Por uns tempos achou que tinha de ser como a boneca de porcelana, intocável, tinha de ser proteger para que não quebrasse, sabia-se que era feita de matéria preciosa e frágil. Estava no topo da prateleira para que o acesso a ela não fosse fácil. E ali exposta podia ser apreciada de longe, o ideal de qualquer menina de bem, ali estava. E por uns tempos a menina foi a boneca de porcelana, a comportar-se de acordo com os padrões aceitáveis. Até que ganhou pó e ficou esquecida naquela prateleira. Mudou-se e esqueceu-se da boneca de porcelana. Foi-se embora e deixou uma parte dela naquele lugar.

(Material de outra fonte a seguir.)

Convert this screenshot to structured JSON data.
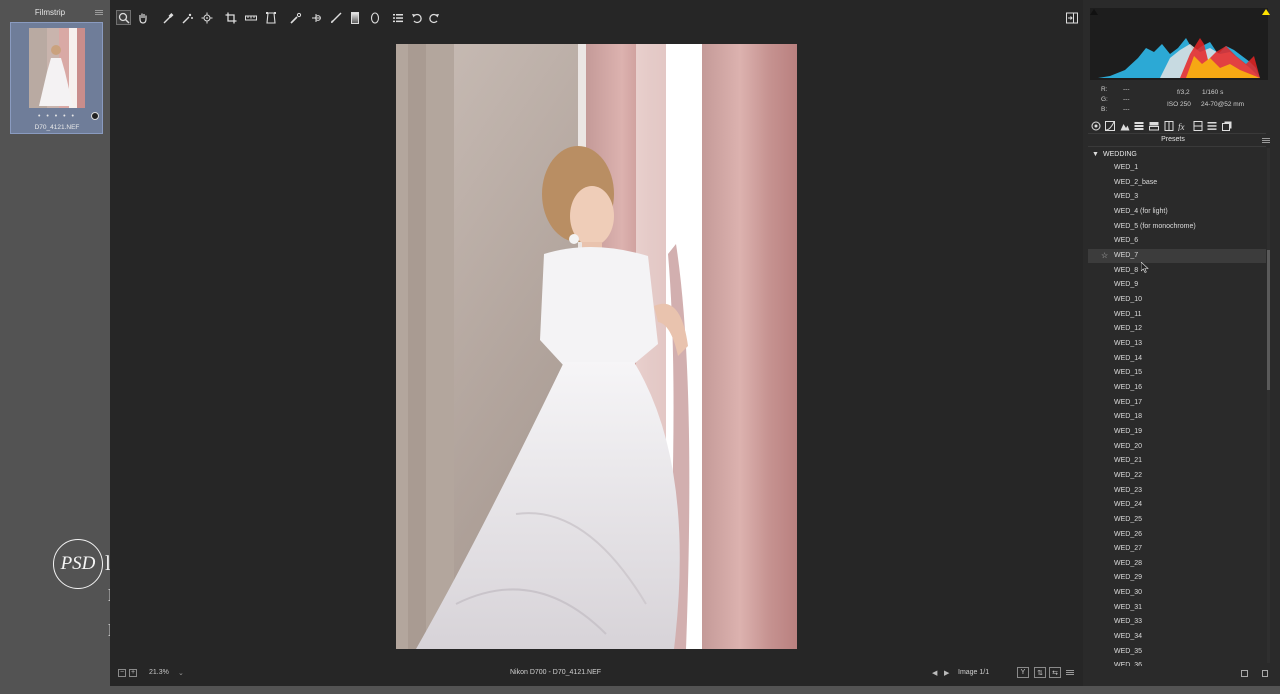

Chegara o momento de reunir as partes e dar vida àquela boneca, aquele presente que fora um dia envenenado. Sugar-lhe o veneno e transformá-la numa parte de si.  Foi preciso sair daquela casa, daquela infância para perceber que tinha uma pele, que lhe corria sangue nas veias, que tinha carne e ossos. Perceber que não bastava colar os cacos e voltar a colá-los. Nada ficaria igual a antes. As marcas ficam. E a pele mostrava-lhe que tinha odor, tinha tacto. Sentia dor, prazer e que a cada dia a sua pele mudava e lhe mostrava novas facetas, novas caras, novas peles, novas vidas. Deixara de ser intocável para começar a tocar e a ser tocada. Deixara de estar protegida, estava exposta. E se lhe tocou bastante perceber isso, fora até desconfortável, sentira-se vulnerável, frágil, com o tempo a pele foi-lhe mostrando que aguentava, quanto mais vulnerável e exposta, mais força recuperava, mais impermeável ficava, mais maleável.

Lembrou-se que a sua boneca favorita era uma boneca de trapos com cabelo de lã. Era fofinha, maleável, flexível na sua forma, dobrava-se toda e mantinha-se sempre inteira. Conseguia apertá-la com força, servir-se dela como almofada e mantinha-se fiel à sua forma original. Podia levá-la para todo o lado sem restrições, não quebrava. Agora a menina adulta recuperava todas as bonecas nela. Seria pois uma espécie de boneca de trapos, a juntar todos os retalhos, as experiências e fazendo delas a sua pele que se renova de tempos em tempos.

A boneca de porcelana ainda lhe vem algumas vezes avisar que ela também quebra e que pode quebrar, poderá sempre ser consertada e ganhar uma nova pele. E que para quebrar tem de esgueirar-se da prateleira e lançar-se a novos vôos.